Every Extend Extra, Music in your mind

Publié le 24 mars 2007 par Jérôme / Khanh Dittmar / Dao Duc


Si nous aimons les jeux de Q entertainment et Tetsuya Mizuguchi, (Rez, Meteos, Lumines, Every Extend Extra...), c'est en vérité pour la seule et même raison : Celle qu'ils sont guidés par cette vieille idée que rien ne doit jamais se créer ou se perdre mais se transformer, une idée bien éloignée du principe d'élimination qui structure habituellement le puzzle game. La disparition d'éléments ne se fait ainsi jamais dans ces jeux sans entrer dans le cadre d'un processus plus large de conversion qui définit le jeu même (cinétique chimique dans Meteos qui fait décoller les blocs inertes, conversion en signaux lumineux et sonores dans Lumines et Rez qui recomposent l'environnement dans lequel on joue...), ouvrant bien souvent la possibilité d'un rapport inédit entre le joueur et le jeu, et donc de régimes d'intensité singuliers, tantôt fuite dans l'urgence de systèmes hyper accélérés, tantôt contemplation d'un monde ralenti par une viscosité élevée ou peuplé d'une myriade de signes créateurs d'affects.

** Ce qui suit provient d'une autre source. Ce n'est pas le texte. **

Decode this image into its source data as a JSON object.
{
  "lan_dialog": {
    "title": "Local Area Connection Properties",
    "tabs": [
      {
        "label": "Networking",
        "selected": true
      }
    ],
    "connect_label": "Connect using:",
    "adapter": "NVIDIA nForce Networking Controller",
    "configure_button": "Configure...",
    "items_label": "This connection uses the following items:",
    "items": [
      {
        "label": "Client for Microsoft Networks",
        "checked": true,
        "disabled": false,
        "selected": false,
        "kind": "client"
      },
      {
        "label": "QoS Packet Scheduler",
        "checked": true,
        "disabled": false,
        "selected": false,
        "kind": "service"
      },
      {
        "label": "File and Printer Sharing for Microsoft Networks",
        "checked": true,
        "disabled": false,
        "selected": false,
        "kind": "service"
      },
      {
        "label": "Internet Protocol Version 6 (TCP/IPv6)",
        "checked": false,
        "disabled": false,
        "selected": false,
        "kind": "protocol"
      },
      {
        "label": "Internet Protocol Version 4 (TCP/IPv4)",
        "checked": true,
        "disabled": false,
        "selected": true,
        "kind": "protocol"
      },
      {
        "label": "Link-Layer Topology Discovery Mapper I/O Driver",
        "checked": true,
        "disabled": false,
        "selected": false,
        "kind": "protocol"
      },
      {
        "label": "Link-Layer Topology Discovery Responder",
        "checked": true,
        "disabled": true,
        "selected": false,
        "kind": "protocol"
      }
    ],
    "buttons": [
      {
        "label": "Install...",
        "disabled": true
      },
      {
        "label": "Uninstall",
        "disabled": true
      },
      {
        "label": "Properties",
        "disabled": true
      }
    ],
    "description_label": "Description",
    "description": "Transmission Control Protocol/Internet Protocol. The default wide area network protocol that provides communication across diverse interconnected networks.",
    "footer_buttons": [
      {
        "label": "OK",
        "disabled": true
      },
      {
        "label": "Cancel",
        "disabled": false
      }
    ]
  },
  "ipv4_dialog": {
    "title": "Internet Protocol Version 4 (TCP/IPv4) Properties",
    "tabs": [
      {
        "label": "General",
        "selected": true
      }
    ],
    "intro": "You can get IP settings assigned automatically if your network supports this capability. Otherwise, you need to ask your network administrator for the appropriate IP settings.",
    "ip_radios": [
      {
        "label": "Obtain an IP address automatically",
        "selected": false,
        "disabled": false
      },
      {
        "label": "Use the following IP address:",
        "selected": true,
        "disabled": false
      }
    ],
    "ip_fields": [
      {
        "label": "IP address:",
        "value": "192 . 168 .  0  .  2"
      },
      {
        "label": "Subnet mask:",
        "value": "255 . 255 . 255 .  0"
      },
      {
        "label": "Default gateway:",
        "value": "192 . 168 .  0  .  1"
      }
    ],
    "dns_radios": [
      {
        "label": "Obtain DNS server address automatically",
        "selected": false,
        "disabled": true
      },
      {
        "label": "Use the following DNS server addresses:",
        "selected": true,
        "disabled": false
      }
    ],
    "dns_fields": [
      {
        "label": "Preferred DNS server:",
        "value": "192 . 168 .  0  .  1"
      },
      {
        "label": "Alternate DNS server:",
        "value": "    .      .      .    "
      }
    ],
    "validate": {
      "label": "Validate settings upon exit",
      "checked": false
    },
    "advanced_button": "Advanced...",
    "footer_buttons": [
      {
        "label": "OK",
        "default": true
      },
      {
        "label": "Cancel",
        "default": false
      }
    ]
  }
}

Every Extend Extra, ne déroge pas à cette règle, en reprenant le concept d'un manic shooter (1) aussi brillant et accrocheur que d'une profonde radicalité. Dans ce sous-genre du shoot em up (voir les Gigawing et autres Psyvariar...) où il s'agit d'échapper à une nuée de boules colorées occupant la quasi-totalité de l'écran, et où priment dès lors habileté et adaptation sur une capacité de mémorisation condamnée à saturer, la spécificité d'Every Extend Extra consiste à proposer comme seule arme sa propre autodestruction. Le but du jeu est ainsi d'échapper aux ennemis d'une part, et d'autre part, se placer parmi eux de façon à former la plus grande chaîne possible, afin que cette autodestruction entraîne des explosions en cascade libèrant du temps et des vies supplémentaires. Le jeu ne fonctionne alors pas tant sur le registre du shoot que sur une conception plus abstraite des formes dans l'espace de l'écran qui le rapproche du puzzle game. Le joueur y réalise dès lors la conversion d'un flot chaotique et divergent (celui des éléments qui se déplacent aléatoirement à l'écran) en un autre flot polarisé (la chaîne d'explosions et son mode de propagation) qui fait que le jeu ne relève pas d'un principe de suppression propre au shoot em up ou au puzzle game, mais de l'émergence singulière d'un signe ordonné et convergent.

Sur ce principe transfigurant les règles classiques du shoot'em up s'ajoute dans Every Extend Extra le talent des développeurs de Q entertainement pour inscrire ce même principe dans une dynamique intensive sublimant le jeu. Comme dans le prodigieux Lumines, le jeu déploie une rythmique par le biais ici des quicken qui permettent d'accélérer la dynamique interne et relative de la partie, comme indicateurs de tempo. Parrallèlement à un accroissement de la difficulté se déploie alors un véritable festival synesthésique où les sons et couleurs se conjuguent au sein de réactions en chaîne toujours plus longues, faisant disparaître ses éléments en même temps qu'elles font naître une multitude de sons et de formes (cubes, étoiles, feux d'artifice...). Et par là même, c'est tout l'espace et le temps qui vibrent ensemble, dans ce voyage immobile où l'on affrontera des boules de lumières à l'intérieur d'un stroboscope tournoyant, et d'autres créatures de lumières dans des illusions de vitesse tubulaires, gyratoires ou curvilignes, et où, pris par ce défilement hypnotique, on accordera finalement plus de valeur à l'illusion du monde que le monde même. De l'art? Peut-être. Du jeu vidéo, en tout cas.